Il forma 14 Corps francs et 7 maquis.

Renée devint son agent de liaison, et habita chez lui, rue de Verdun, à Gaillac.
Elle s’y rendait par les jardins, évitant les rues passantes et la gendarmerie. Elle sillonnait les routes à bicyclette, de jour et parfois de nuit, et allant jusqu’à Montauban, pour transmettre des renseignements dissimulés dans ses chaussures, son soutien- gorge ou le guidon de son vélo. Mais elle ne transporta pas que des messages….

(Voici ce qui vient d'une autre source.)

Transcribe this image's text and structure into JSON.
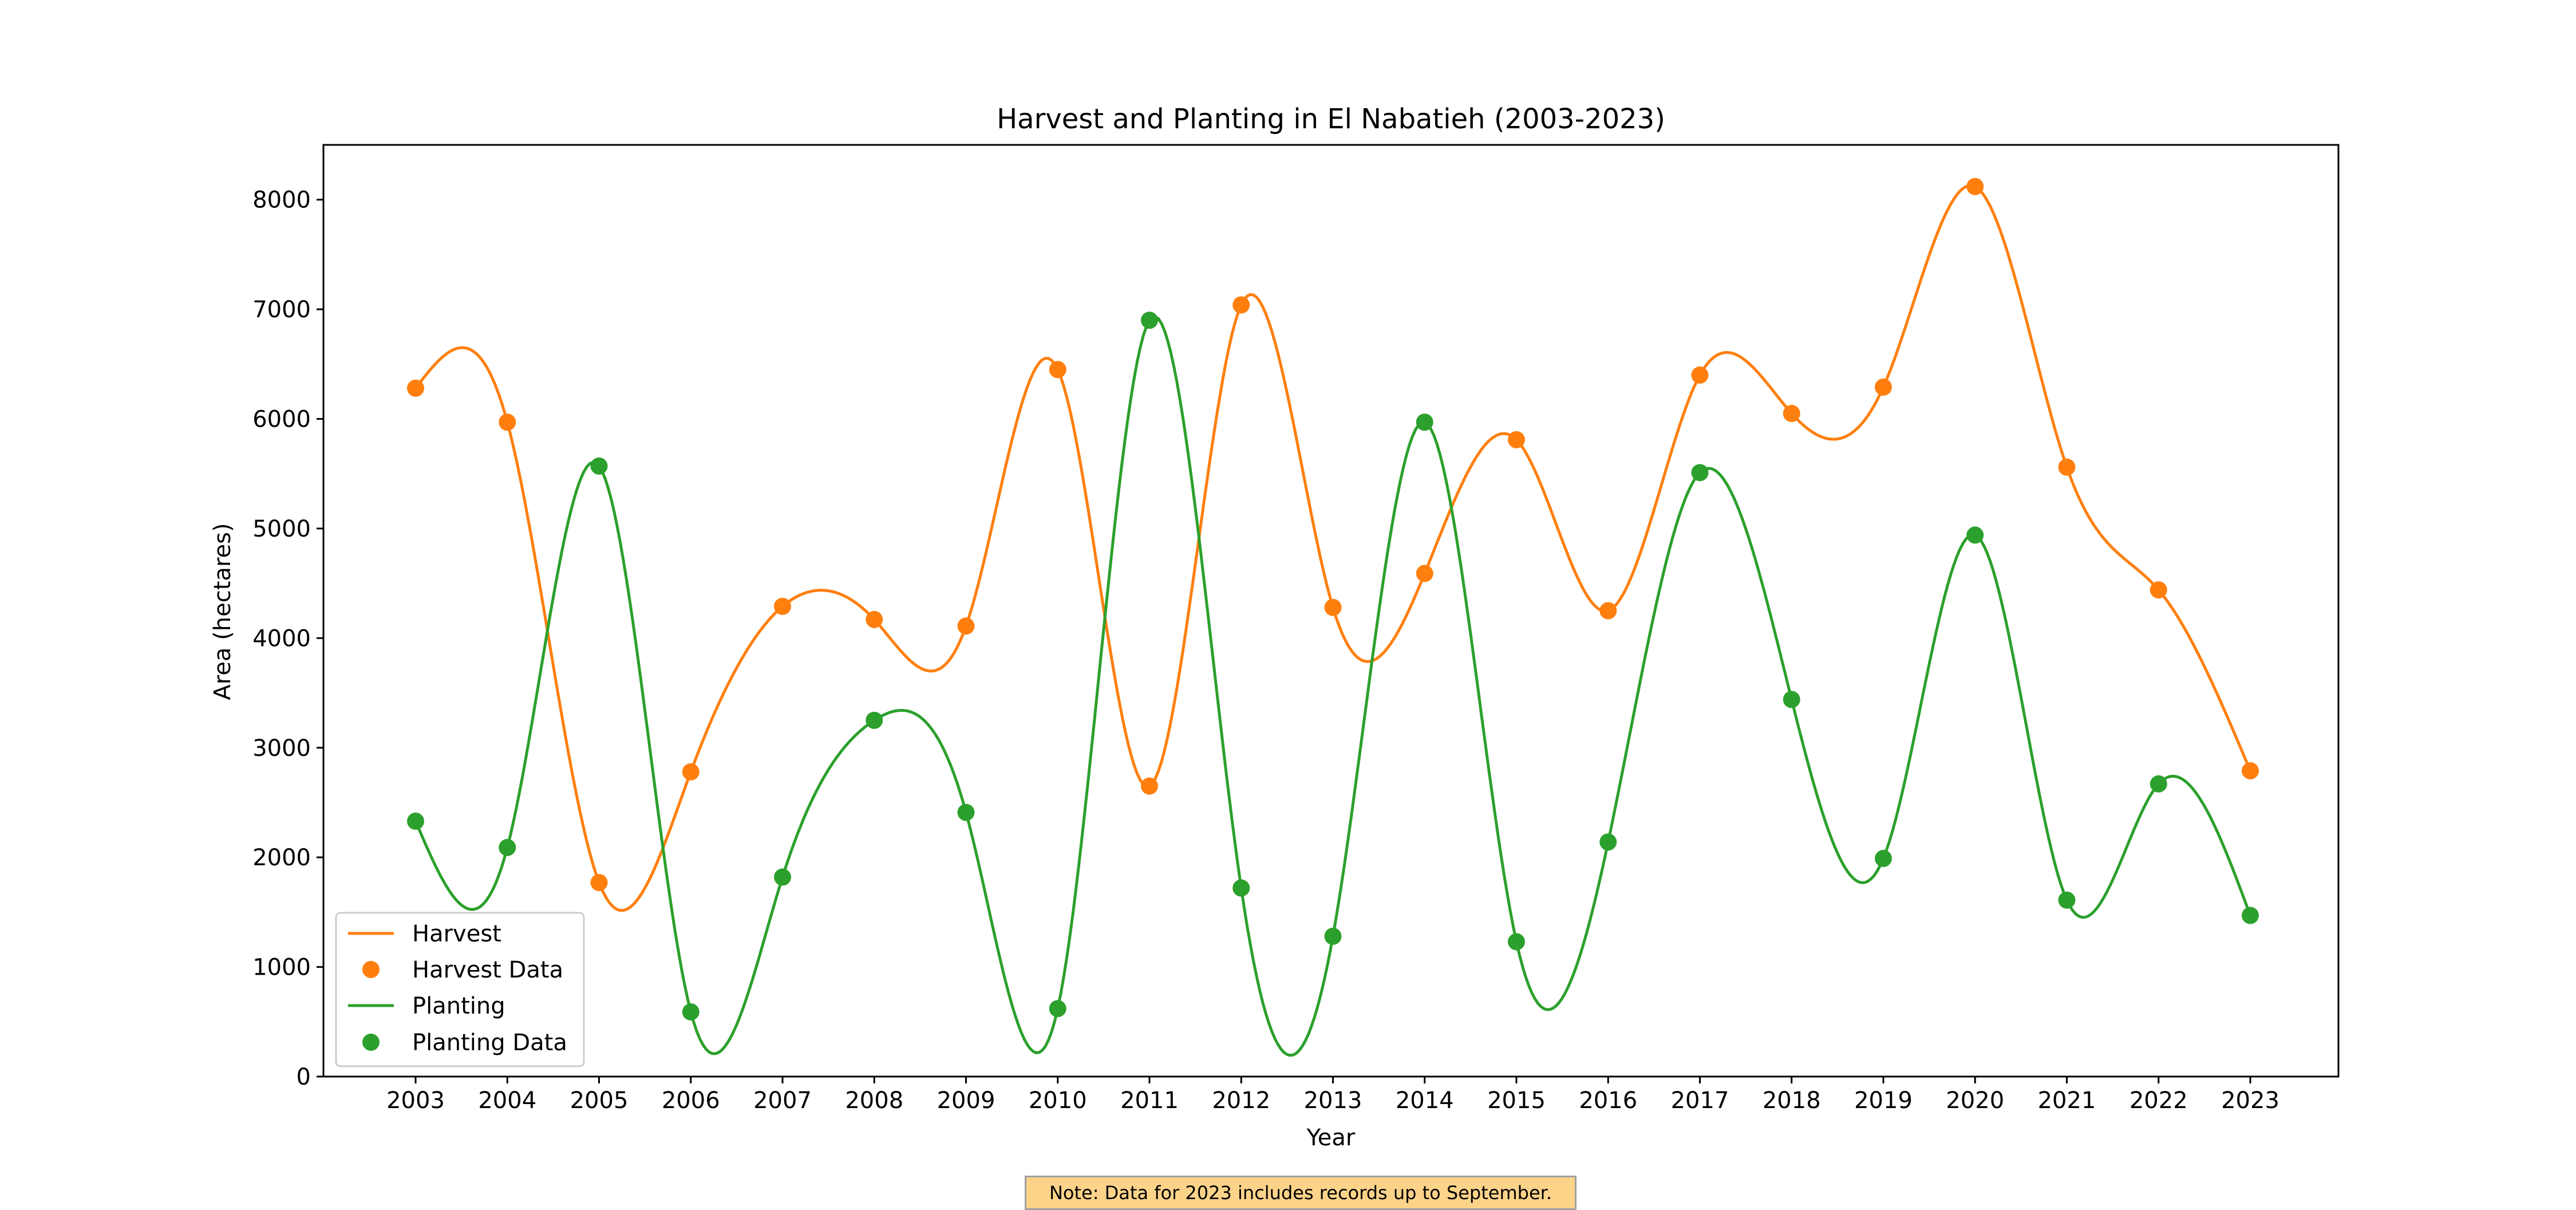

Un jour en effet, elle fut chargée par Roger à court d’explosifs, d’aller chercher à Técou, chez Elia Galinier, qui cachait chez elle résistants, armes et explosifs. 4 kilos de plastic pour saboter la voie ferrée. Celui-ci fut dissimulé sous des prunes dans un sac ,grand sac de provisions accroché au guidon de son vélo et elle revint vers Gaillac, accompagné d’un jeune garçon de 14 ans. Mais à Brens, les routes étaient barrées par
des chicanes, et les Allemands arrêtaient les passants, vérifiaient les papiers et fouillaient gens et sacoches. Un accrochage avec le maquis de Buzet avait fortement énervé l’ennemi. Il n’était pas question de faire demi-tour. Pendant que le garçon terrifié, les mains en l’air était fouillé sans ménagement par un soldat, Renée montra ses papiers au chef de poste plus jeune et apparemment moins brutal, qui s’attardant à regarder sa carte d’identité et mangeant au passage quelques prunes, finit par lui accorder le
passage.

Renée s’habillait en homme, portait un passe-montagne et, ainsi dissimulée, elle pouvait prendre part aux opérations courantes : bloquer ou retarder trains et camions, chargés de marchandises ou empêcher la livraison de charbon de Carmaux aux bateaux allemands ancrés à Bordeaux. La peur s’emparait d’elle parfois, mais on lui avait appris à n’en rien montrer, par respect pour ses camarades. C’était une mission qu’on devait
exécuter, c’est tout.

Elle sut aussi confectionner une bombe. Quoi de plus simple ? Des pains de plastic, un détonateur, une amorce, un cordon de bic fort assez long pour qu’on puisse se mettre à l’abri. Et après l’action, chacun rentre chez soi par des chemins détournés. C’est ainsi que Renée et ses camarades firent sauter plusieurs fois la voie ferrée entre Gaillac et Lisle-sur-Tarn jusqu’à ce que l’ennemi trouve une parade en mettant un train de voyageurs à la tête du convoi.